The CDC kicked off with an intensive two-week training course in London, followed by a week at the fantastic Capgemini University near Paris, where we were introduced to all of the core consulting skills we’d need to be successful. What a start! (We still follow that same format today).
After that, it was straight out onto projects and delivering. My first project was as part of an internal Capgemini team – the Strategic Research Group – that produces tailored research both for external clients and to support Capgemini’s business development. It was like nothing I had ever done before and the learning curve was incredibly steep, but I was really well supported and the skills I picked up there have served me exceptionally well ever since.
After that I moved onto a research project at a client before experiencing some large scale transformation programmes at different clients and I even had a stint living in Paris, which was superb. My strategic research experience made it clear to me where I wanted to focus my career, so after graduating from the CDC I joined the Strategy and Transformation Practice.
Since then, the variety and challenges have kept on coming, not least when I took on the management of the CDC in 2009, giving me the opportunity to support and develop the new talent in the business, which has been a real privilege. This year I have also undertaken a global role in which I am developing a strategy for our own global public sector consulting business that will determine the countries we focus on and the key offers that we take to market. I am also developing a network of all of our public sector consultants, that will enable us to share knowledge and generate new business across the country borders.
In general, the training opportunities I have had have been fantastic, not only helping me to develop some of the great hard skills needed to be a consultant (such as analysis and project management) but also lots of softer skills that are useful in life as much as at work. I completely underestimated the personal development I would undergo here. I have learnt to look at myself much more – my own strengths and weakness and development opportunities – and what I have learnt about understanding and working with others has been immensely valuable.
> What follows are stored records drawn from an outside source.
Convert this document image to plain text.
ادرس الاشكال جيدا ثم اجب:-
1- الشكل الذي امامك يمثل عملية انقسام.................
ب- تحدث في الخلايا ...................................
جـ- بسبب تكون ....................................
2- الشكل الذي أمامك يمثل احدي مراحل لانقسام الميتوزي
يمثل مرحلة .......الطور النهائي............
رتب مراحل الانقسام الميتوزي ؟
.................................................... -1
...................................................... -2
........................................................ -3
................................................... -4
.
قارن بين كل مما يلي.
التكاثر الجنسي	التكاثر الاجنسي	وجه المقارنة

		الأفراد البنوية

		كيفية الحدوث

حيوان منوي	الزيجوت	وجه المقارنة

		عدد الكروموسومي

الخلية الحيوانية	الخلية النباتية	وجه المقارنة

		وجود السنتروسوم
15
A lot of this has come through some excellent formal training courses, but so much comes from keeping your eyes and ears open on the job, learning from others and trying it for yourself.
Is consultancy for you?
So, yes, it’s hard work and yes, the hours can be long and yes, you are often away from home. But it’s not constant and there is still plenty of time for your personal life. I get to the gym, meet friends for drinks and dinners, and spend weekends chilling in my garden. Is it worth it? Without a doubt. All those things I was looking for – the variety, the challenge, the rewards, the skills and personal development – they all turned out to be here and have continued to be here, even as I have progressed up through the organisation. I couldn’t have asked for anything more.